Otros podrían pagar caro por el costo político al que se expusieron al traicionar el proceso abierto conjuntamente con el luguismo, o porque han demostrado ser lo mismo que el otro partido al cual, desde la ética y la moralidad, criticaban, como es el caso de los partidos Liberal y Patria Querida. El  21 éstos especialmente se verán castigados por el voto conciente, aquel sector de clase media y media alta que votaba estas opciones para impedir que ganen los colorados. En el caso del liberal, de perder estas elecciones, podría ser el más golpeado de todos, pudiendo sufrir una deserción grande de sus bases,  tras los excesivos sacrificios políticos a los que hoy les somete su dirigencia.

Otra tendencia indiscutible es la desarticulación del oviedismo sin la presencia de Oviedo, aunque la rapidez de este proceso puede frenarse en caso de que gane la nueva alianza entre liberales y oviedistas, pues estando en el Estado administrarán recursos económicos y asistencia social, lo que retendría por un tiempo más a sus simpatizantes.

Esta crisis está en marcha porque en el escenario político hay alternativas para la gente, como por ejemplo el luguismo (con todas sus limitaciones y vicios), aunque podemos también pensar que la crisis misma hizo brotar alternativas.

Como tendencia, podríamos estar ante nuevas formaciones y reorganización política nacional, donde las izquierdas parecen tener ventaja.
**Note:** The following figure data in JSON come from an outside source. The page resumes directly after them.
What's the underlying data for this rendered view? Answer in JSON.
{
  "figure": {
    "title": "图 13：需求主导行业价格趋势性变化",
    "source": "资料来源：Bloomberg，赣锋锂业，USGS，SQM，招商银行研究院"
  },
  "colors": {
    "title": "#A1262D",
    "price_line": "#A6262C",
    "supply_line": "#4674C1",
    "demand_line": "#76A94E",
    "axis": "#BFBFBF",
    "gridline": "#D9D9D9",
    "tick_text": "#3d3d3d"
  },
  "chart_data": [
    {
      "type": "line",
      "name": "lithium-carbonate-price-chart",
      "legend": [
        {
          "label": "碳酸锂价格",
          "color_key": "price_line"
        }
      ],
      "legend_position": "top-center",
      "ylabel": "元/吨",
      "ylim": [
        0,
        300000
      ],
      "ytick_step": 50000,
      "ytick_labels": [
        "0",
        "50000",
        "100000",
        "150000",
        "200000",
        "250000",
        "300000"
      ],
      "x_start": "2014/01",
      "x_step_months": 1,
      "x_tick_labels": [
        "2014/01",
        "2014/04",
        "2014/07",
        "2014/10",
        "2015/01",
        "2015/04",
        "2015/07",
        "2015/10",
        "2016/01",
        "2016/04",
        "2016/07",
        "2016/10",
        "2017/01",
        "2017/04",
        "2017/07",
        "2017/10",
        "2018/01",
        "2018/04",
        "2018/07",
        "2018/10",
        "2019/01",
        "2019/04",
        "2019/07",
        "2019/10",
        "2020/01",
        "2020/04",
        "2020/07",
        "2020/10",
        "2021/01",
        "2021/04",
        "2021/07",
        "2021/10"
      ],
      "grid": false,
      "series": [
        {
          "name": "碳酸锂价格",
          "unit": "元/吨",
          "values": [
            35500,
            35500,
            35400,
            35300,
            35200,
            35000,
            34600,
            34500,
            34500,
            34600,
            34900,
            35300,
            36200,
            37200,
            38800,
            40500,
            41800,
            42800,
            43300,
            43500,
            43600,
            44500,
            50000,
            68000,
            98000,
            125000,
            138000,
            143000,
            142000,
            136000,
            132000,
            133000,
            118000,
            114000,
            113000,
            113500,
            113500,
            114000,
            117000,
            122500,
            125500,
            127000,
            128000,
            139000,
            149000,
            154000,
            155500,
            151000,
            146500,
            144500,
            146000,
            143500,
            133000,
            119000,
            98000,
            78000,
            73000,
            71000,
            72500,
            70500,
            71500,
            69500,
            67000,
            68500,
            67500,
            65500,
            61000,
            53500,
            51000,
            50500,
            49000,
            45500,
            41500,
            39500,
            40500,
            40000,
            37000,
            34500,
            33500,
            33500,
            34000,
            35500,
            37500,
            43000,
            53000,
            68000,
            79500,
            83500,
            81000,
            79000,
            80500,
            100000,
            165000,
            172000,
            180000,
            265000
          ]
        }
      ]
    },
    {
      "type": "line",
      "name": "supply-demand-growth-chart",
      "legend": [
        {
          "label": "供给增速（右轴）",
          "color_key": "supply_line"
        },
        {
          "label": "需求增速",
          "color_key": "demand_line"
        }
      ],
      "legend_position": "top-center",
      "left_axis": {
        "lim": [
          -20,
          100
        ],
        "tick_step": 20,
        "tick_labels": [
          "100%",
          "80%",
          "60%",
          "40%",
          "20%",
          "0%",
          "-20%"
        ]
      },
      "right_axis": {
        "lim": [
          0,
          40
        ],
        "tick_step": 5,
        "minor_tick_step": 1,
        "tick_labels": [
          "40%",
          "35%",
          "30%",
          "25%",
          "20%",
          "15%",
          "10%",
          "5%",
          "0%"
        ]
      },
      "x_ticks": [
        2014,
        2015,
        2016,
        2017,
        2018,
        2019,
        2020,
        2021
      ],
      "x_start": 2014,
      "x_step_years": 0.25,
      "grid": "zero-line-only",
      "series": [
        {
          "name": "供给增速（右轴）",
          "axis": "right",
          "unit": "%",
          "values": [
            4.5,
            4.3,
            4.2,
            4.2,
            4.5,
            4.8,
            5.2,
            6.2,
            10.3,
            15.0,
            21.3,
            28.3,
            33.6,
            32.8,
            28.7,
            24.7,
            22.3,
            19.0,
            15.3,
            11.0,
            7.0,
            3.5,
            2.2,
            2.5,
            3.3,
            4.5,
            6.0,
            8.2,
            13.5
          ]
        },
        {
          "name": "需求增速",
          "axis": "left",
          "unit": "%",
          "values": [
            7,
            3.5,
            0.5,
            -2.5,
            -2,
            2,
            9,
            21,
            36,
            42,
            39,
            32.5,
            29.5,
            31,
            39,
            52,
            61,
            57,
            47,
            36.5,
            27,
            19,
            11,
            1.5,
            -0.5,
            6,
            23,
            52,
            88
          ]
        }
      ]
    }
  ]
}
Aunque la lección-paliza de junio pasado nos habla de que la derecha no se quedará de brazos cruzados viendo su caída y el eventual ascenso progresista.

Entrando a analizar justamente la experiencia del luguismo -aunque la realidad es más compleja y desborda este humilde análisis- podemos decir que durante el gobierno del ex obispo la mayor parte de la izquierda malinterpretó las correlaciones de fuerzas y se desmovilizó, especialmente a instancias de sus dirigencias, algunas dentro del gobierno y otras fuera de él.

La militancia social apostó a conseguir cosas a través de la gestión institucional, esperando que los cambios lo haga el compañero Lugo a partir de notas y audiencias, como si con decretos presidenciales se pudieran resolver cuestiones estructurales arraigadas desde antaño, más aún dentro del modelo de Estado paraguayo.

En línea recta a esto, en estas elecciones de abril probablemente la izquierda sea la revelación dentro del Parlamento,  y más allá de las ventajas que acarreará esto, podría también tener un lado contraproducente si todo el movimiento social -en medio de un vendaval de represión social de la derecha que se viene- se vuelca solamente sobre sus parlamentarios.

Estos legisladores o legisladoras, en el caso de sobrevivir a la corrompida lógica del sistema parlamentario, deberán hacer su trabajo en el marco y los límites pre-establecidos de una institucionalidad ajena, y donde el más mínimo resultado perseguido se logrará únicamente con gente movilizada fuera del Parlamento.

Pero tampoco este es el tipo de movilizaciones que probablemente la izquierda necesite para imponerse políticamente, sino una más permanente a partir de una autocrítica y de un acto de escucha a sus bases, a partir de un trabajo de recomposición de sus redes humanas más elementales, tan golpeadas por la política tradicional y los agronegocios. Y a partir de la construcción de un programa de acción que la guié más allá de las contiendas electorales.

Hablamos de un trabajo enorme, que implica amplios esfuerzos y sacrificios, una tarea eminentemente política y cultural, que debería empeza por revisar hasta la actitud y la autoestima del movimiento social. Porque para emprender el trabajo que le llevará a ser mayoría y hegemonía, el primer paso es tener vocación  y plantearse serlo.